Of course, in both cases, before too long, I climbed the learning curve and was getting superior results and had no intention of ever going back. If you've never tried wet shaving, you may not realize what this freedom from vendor lock-in means. It means if I see an interesting used safety razor in an antique store or if I see a nice new one online, I can get it without having to throw away all my existing razor blades. It also means if I find a new razor blade brand with a better price or better quality, I can switch over to it knowing my razor is automatically compatible.
Because there's no vendor lock-in and because the razor blade design is open, competition flourishes, and blade prices drop as a result, even among the higher-end vendors.

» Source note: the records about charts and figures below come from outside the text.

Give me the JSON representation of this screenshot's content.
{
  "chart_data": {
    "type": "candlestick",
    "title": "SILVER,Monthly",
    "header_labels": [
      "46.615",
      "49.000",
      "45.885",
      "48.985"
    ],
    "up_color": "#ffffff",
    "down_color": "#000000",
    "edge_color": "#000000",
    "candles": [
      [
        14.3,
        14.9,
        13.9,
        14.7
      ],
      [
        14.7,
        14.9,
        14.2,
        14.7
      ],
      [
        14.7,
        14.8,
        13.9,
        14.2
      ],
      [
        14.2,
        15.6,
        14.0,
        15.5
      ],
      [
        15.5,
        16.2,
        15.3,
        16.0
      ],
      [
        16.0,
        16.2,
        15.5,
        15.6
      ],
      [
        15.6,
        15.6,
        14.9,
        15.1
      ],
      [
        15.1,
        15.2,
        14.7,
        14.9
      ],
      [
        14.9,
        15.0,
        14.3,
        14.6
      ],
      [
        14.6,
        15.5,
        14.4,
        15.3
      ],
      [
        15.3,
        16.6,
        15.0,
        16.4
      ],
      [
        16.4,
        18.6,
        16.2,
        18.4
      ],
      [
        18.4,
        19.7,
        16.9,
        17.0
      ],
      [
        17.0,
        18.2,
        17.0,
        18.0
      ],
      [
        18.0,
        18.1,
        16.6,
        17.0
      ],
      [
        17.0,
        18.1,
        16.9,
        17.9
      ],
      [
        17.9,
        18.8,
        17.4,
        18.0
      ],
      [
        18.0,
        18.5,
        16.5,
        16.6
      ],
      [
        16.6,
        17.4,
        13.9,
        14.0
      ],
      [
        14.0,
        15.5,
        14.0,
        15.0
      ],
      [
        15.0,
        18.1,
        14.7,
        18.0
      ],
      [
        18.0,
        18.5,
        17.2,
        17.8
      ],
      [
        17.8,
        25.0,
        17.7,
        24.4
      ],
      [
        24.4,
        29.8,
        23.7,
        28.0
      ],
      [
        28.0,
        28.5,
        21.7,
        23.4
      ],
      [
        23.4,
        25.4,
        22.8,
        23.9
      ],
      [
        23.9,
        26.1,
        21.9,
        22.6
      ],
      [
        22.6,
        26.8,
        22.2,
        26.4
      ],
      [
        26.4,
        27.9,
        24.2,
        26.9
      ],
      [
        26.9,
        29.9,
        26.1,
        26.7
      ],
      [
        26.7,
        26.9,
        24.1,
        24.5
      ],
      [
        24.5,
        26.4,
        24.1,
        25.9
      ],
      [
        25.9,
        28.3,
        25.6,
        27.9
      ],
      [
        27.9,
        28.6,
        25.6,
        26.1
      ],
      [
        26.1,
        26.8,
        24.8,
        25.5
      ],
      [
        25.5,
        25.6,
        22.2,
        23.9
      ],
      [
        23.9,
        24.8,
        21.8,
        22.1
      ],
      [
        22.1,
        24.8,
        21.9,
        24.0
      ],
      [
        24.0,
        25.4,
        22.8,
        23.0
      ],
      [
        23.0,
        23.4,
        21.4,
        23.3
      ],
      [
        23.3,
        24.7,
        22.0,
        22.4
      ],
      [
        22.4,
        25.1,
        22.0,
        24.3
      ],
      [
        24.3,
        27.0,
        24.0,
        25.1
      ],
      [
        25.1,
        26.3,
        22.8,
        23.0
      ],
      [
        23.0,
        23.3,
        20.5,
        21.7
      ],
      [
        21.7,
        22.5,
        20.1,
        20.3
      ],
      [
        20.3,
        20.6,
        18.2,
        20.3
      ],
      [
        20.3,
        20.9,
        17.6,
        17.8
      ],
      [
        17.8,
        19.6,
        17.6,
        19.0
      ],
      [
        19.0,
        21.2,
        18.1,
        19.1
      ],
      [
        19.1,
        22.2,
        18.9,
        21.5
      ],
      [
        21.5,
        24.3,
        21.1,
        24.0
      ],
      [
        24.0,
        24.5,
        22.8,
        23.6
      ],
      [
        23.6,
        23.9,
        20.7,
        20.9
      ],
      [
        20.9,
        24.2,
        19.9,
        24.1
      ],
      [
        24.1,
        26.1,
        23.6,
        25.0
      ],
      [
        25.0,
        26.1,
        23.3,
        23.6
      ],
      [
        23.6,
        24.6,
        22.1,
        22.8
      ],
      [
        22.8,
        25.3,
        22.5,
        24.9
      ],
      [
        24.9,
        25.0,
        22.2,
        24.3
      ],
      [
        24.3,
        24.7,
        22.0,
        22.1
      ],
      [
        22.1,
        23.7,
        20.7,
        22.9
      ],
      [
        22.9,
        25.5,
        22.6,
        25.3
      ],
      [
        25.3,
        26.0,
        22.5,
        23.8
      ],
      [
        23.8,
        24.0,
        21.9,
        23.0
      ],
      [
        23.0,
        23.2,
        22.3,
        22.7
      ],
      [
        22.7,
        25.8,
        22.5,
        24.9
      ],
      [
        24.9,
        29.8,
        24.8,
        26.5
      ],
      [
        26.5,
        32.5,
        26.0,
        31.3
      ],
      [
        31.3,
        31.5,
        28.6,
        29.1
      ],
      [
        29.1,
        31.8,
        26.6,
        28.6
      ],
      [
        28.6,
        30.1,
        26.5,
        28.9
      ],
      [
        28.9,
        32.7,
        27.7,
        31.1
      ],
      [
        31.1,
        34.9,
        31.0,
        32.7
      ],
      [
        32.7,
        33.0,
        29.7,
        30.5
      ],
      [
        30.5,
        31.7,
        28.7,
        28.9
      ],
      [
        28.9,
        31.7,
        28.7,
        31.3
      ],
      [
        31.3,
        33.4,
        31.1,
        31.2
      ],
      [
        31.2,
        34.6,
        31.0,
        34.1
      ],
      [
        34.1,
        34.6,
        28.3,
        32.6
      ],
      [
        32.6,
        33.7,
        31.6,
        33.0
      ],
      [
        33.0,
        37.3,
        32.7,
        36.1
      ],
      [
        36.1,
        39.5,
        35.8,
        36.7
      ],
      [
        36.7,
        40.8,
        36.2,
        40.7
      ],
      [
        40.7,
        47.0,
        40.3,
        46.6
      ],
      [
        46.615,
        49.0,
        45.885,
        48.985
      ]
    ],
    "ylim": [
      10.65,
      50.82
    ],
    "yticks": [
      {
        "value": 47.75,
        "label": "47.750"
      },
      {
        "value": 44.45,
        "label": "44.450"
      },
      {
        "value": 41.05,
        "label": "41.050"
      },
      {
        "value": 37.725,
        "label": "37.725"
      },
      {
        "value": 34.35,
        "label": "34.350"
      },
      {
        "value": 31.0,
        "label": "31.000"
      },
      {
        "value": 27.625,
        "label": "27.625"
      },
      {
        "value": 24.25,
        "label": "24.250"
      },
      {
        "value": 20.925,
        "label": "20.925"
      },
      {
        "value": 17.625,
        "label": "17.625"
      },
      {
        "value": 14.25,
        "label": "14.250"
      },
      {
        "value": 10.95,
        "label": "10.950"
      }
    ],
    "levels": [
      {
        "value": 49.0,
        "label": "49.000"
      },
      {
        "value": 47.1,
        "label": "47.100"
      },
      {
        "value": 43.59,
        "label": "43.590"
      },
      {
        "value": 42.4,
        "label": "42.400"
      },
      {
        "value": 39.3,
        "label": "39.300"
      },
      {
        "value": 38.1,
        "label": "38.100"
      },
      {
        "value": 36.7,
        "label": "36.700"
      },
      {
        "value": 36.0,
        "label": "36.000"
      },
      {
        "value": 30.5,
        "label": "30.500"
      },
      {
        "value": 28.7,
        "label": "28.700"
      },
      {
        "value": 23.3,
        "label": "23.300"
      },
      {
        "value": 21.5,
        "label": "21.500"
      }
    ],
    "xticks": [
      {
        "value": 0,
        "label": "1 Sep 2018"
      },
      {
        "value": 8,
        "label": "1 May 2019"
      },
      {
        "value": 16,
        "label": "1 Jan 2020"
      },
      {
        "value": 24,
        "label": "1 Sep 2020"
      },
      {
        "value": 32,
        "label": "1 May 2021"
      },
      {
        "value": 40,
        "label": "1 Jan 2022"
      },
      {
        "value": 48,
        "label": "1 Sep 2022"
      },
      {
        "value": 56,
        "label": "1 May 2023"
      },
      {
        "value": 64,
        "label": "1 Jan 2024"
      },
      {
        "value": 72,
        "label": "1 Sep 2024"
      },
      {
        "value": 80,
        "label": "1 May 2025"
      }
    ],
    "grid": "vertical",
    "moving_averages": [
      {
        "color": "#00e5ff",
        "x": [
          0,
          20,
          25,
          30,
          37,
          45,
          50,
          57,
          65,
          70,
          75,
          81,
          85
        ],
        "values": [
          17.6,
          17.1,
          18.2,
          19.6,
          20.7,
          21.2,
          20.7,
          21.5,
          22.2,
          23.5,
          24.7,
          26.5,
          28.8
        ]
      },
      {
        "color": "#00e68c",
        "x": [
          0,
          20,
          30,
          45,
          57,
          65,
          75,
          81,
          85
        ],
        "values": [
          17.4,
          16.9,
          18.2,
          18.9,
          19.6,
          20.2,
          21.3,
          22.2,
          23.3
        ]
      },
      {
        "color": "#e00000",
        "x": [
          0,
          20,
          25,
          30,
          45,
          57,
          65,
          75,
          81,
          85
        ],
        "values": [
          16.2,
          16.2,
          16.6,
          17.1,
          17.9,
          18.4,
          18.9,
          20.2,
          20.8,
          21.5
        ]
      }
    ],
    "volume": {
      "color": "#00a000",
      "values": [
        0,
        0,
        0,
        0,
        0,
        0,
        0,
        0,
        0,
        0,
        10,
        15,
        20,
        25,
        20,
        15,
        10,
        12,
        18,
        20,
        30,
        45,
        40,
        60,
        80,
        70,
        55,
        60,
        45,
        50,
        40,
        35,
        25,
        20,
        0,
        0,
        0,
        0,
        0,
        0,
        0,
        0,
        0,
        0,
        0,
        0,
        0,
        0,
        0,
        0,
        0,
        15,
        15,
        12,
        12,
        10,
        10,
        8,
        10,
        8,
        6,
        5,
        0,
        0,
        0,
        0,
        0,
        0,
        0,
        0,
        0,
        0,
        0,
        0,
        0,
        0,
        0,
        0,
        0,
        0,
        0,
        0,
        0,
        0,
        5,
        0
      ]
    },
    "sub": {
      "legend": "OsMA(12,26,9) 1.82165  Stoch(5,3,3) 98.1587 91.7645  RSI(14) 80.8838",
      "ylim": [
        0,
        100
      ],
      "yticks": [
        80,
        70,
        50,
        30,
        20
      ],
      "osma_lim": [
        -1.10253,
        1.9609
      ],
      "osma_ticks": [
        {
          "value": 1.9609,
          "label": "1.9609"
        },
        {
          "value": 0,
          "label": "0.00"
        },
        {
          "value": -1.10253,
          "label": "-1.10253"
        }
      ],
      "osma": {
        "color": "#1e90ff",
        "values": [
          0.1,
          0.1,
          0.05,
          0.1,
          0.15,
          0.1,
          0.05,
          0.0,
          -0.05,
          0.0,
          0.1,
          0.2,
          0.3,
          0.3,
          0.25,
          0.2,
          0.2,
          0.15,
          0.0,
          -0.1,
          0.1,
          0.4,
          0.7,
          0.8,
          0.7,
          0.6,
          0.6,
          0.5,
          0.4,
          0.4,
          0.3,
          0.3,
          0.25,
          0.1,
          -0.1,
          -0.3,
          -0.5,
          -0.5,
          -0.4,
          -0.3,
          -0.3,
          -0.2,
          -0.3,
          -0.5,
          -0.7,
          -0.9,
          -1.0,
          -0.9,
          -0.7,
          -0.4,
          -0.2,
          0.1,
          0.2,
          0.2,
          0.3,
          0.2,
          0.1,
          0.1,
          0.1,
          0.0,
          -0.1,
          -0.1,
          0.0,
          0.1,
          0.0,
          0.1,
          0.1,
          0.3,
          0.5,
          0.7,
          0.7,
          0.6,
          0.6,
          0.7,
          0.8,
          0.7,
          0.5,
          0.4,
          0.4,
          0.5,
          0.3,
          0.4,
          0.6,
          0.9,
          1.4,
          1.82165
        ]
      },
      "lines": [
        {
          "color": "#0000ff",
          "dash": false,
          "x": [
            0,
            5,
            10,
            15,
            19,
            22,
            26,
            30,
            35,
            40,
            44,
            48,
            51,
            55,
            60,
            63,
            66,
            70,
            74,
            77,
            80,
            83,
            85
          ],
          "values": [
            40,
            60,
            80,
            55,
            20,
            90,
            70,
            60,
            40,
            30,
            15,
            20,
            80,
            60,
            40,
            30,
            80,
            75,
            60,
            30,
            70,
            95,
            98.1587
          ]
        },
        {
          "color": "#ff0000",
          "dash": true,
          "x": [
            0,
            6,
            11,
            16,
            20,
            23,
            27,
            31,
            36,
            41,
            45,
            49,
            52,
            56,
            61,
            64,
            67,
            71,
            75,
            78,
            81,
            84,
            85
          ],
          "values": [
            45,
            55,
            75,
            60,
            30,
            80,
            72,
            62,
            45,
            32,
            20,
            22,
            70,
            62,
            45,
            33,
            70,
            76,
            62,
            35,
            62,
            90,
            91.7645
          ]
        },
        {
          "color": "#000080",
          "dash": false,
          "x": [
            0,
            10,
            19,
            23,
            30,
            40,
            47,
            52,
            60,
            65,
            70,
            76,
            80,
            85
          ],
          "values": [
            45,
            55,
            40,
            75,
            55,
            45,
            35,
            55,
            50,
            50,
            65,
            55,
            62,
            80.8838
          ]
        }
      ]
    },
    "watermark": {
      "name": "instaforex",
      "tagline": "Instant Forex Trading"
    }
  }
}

I buy razor blades in packs of 100 online for less than $10 knowing that I'm set for another two to three years. No more worrying about the constantly increasing prices of disposable blades or planned obsolescence from manufacturers to force me to some new design that adds a vibrating motor. Instead, I'm free to pick from a huge array of safety razor designs from many different companies both past and present. Just this last weekend, I was walking through an antique store and saw a 1961 Gillette "Fat Boy" adjustable safety razor that is well known and popular in safety razor collector's forums both for the unique design and for the great shave it can give. I bought it knowing that after cleaning it up, I could pop in a new blade from my collection, and it would just work.
The power of open standards extends beyond today into the future. When my son gets old enough to shave, I can pass down one of my all-metal, decades-old antique razors to him, and it will still work. While everyone else in a decade will have to shave with some $20-per-blade disposable razor with three aloe strips, seven blades, and some weird vibrating and rotating motor, he will be able to pick any razor from my collection and find affordable replacement blades. This is the power of open standards and the freedom to avoid vendor lock-in.